The roses which tend to be the most shade tolerant are mainly those more closely related to R. multiflora. "Hybrid Musk" roses are not really "musk" roses, but hybrids of multiflora. From experience here in Southern California, which, I agree, is a totally different set of issues from yours, the most successful growing and flowering roses for severe shade conditions are Cl. Iceberg and Sally Holmes, neither of which are particularly resistant to black spot or mildew under truly adverse conditions. Nor do I believe you are going to find that high black spot resistance in an extremely shade tolerant rose. Nature frequently uses disease to "tell" the rose how to respond to the conditions it grows in. But, that is another subject for another post. The set you describe honestly does not seem "rose suitable" to me.
REPLY
Reply #10 of 12 posted 6 JAN 17 by theycallmejoe
Thank you Patricia and thank you Kim. Yes, I will transfer her out for sure. Actually, my whole situation here is not rose suitable, to be perfectly honest. There was once a time where the courtyard and in a pot was the best spot I could offer. We were surrounded by five GIANT trees; two being gums, one a Morton Bay Fig, the other a macadamia--the surface roots on those form mats denser than Bob Marley's do--all on a little suburban scenario.
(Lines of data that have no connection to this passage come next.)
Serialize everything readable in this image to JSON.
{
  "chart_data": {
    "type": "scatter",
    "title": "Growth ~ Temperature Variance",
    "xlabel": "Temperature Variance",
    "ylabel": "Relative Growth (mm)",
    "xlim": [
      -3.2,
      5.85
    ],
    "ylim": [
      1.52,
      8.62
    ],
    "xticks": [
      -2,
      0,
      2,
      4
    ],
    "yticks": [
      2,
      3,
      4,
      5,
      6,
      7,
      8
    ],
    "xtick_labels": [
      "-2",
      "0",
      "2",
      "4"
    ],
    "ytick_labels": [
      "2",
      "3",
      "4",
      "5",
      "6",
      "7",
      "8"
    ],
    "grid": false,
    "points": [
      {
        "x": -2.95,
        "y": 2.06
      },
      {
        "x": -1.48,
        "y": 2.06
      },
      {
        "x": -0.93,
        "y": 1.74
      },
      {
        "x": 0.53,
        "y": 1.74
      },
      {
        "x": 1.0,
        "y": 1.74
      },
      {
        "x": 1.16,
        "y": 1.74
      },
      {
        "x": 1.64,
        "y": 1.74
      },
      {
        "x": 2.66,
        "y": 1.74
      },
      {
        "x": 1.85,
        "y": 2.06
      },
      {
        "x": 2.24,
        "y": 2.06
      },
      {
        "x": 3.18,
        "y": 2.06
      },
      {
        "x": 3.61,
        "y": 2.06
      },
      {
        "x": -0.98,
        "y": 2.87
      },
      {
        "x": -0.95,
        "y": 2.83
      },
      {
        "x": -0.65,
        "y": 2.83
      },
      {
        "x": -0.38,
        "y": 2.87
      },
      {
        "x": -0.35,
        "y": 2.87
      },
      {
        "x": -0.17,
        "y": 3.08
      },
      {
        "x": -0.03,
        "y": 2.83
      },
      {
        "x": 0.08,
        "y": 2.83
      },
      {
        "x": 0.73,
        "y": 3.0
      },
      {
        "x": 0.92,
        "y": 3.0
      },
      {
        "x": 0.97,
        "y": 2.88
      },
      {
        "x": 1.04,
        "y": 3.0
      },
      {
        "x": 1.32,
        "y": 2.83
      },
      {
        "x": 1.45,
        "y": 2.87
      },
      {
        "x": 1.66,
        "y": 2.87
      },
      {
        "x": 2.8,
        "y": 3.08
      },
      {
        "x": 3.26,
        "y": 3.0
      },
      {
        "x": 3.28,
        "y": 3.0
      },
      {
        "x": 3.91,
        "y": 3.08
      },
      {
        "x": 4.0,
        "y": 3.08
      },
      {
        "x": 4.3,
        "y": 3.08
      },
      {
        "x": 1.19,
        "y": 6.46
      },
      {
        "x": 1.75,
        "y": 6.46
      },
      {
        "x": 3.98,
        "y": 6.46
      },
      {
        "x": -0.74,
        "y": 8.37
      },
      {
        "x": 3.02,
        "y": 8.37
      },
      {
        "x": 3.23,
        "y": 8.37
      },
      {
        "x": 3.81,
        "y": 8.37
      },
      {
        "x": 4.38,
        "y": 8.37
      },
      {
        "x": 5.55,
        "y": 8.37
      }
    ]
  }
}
We were covered in shade and spiders for many years. Aw, for the love of roses! Anyway I kept trying. Things have changed for the better recently, though the gum trees remain. There's a lot more light and for the first time I see blooms out there...a very encouraging response. If there is a root competition, the way I see Maman growing now, I reckon she's contender for the championship. I've seen Australians growing roses in the vicinity of gums, draping Banksia Lutea right ON the gum so I suppose there is hope. Of course Banksia is a species rose with special abilities. But it also seems that Teas in this climate have their own set of special abilities. Mad constant research can only get one (me) so far. I'm ready to embark on some serious trial and error right about now. Here goes! Ill transfer her out when she's not busy growing like a monster. Really I'd like to put her in now, tomorrow! I had better take a cutting...

Let y'all know how it goes. Again, many thanks for the very helpful comments.
REPLY
Reply #11 of 12 posted 6 JAN 17 by Kim Rupert
You're welcome! My fingers are crossed for you! Good luck!
REPLY
Reply #12 of 12 posted 9 JAN 17 by Margaret Furness
The standard teaching is that if you want a rose to climb (or ramble) up a tree, you plant the tree and the rose at the same time.
Something I've learnt the hard way: not to plant a Tea in a confined space.